Israel's ensuing bombardment of the small Palestinian enclave of 2.3 million people has killed at least 9,061 people, including 3,760 children and 2,326 women, according to Gaza health authorities.
Israel says it has lost 18 soldiers and killed dozens of militants since ground operations were expanded on Friday.
'WE ARE NOT ANIMALS'
The Rafah crossing from Gaza to Egypt was opened for limited evacuations for a second day under a Qatari-brokered deal between Israel, Egypt, Hamas and the United States, aimed at letting some foreign passport holders and their dependents, and some wounded Gazans, out of the enclave.
Palestinian border official Wael Abu Mehsen said 400 foreign citizens would leave for Egypt via the Rafah crossing on Thursday, after some 320 on Wednesday.
Dozens of critically injured Palestinians were to cross too. Israel asked foreign countries to send hospital ships for them.
"I want to pass. We are not animals," said Ghada el-Saka, an Egyptian at Rafah waiting to return home after visiting relatives. "We've seen death with our own eyes," she added, describing a strike near her siblings' house that had made her and her daughter live on the street.
Suzan Beseiso, a US citizen with relatives in Gaza, said she was not excited to leave Gaza "because we have so many people that we love and care about".
"Right now I'm between ice and fire. I don't know if I'm ever going to be able to see the family I left behind or the friends I left behind. People are dying. Everybody's dying. Nobody's safe."
Though the United States and other Western nations have traditionally supported Israel, harrowing images of bodies in the rubble and hellish conditions inside Gaza have triggered appeals for restraint and street protests around the world.
Though Israel has told Gazans to go south, that part of the territory was not spared either. Three Palestinians died in tank shelling near the town of Khan Younis and an air strike killed five outside a UN school in Beach refugee camp, Gaza health officials said.
In central Gaza, an air strike destroyed clusters of houses in the Bureij refugee camp, residents and Gaza officials said, with 15 bodies pulled from the rubble.
"A massacre, a massacre," people cried as they gathered corpses in blankets.

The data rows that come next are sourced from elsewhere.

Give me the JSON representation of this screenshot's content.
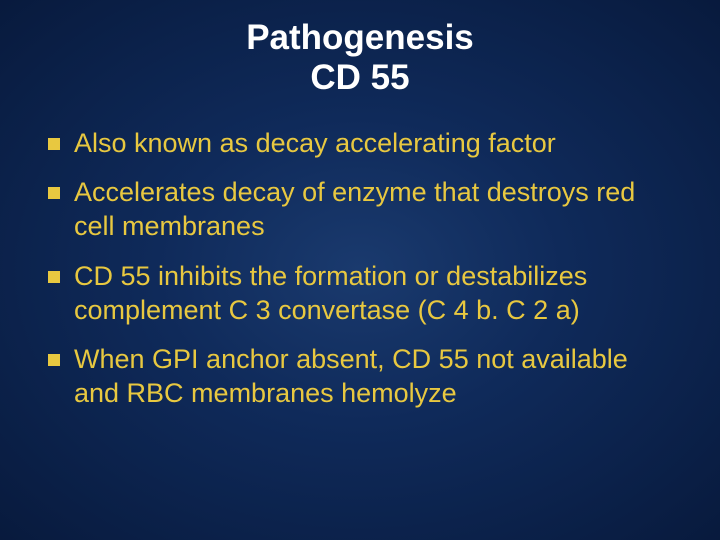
{
  "slide": {
    "title_line1": "Pathogenesis",
    "title_line2": "CD 55",
    "title_fontsize": 35,
    "title_color": "#ffffff",
    "bullets": [
      {
        "text": "Also known as decay accelerating factor"
      },
      {
        "text": "Accelerates decay of enzyme that destroys red cell membranes"
      },
      {
        "text": "CD 55 inhibits the formation or destabilizes complement C 3 convertase (C 4 b. C 2 a)"
      },
      {
        "text": "When GPI anchor absent, CD 55 not available and RBC membranes hemolyze"
      }
    ],
    "bullet_fontsize": 27,
    "bullet_color": "#e8c840",
    "bullet_marker_color": "#e8c840",
    "background": {
      "center": "#1a3a6e",
      "mid": "#0f2a5a",
      "edge": "#081a3d"
    }
  }
}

Israel was talking to medical agencies about setting up field hospitals in the southern part of the Gaza Strip, an Israeli official said on Thursday.
"Right now, we are talking about field hospitals that would provide the basic medical care required for war trauma," Colonel Elad Goren of COGAT, an Israeli Defence Ministry agency that liaises with Palestinians on civilian affairs, said.
Israel's latest strikes have included the heavily populated area of Jabalia, set up as a refugee camp in 1948.
Gaza's Hamas-run media office said at least 195 Palestinians were killed in the two hits on Tuesday and Wednesday, with 120 missing and at least 777 people hurt.
Israel, which accuses Hamas of hiding behind civilians, said it killed two Hamas commanders in Jabalia.
With Arab nations vocal in their outrage at Israel's actions, the UN High Commissioner for Human Rights said Israel's "disproportionate attacks" may constitute war crimes.
Violence has also spread to the occupied West Bank, with Israeli raids touching off clashes with gunmen and people throwing stones.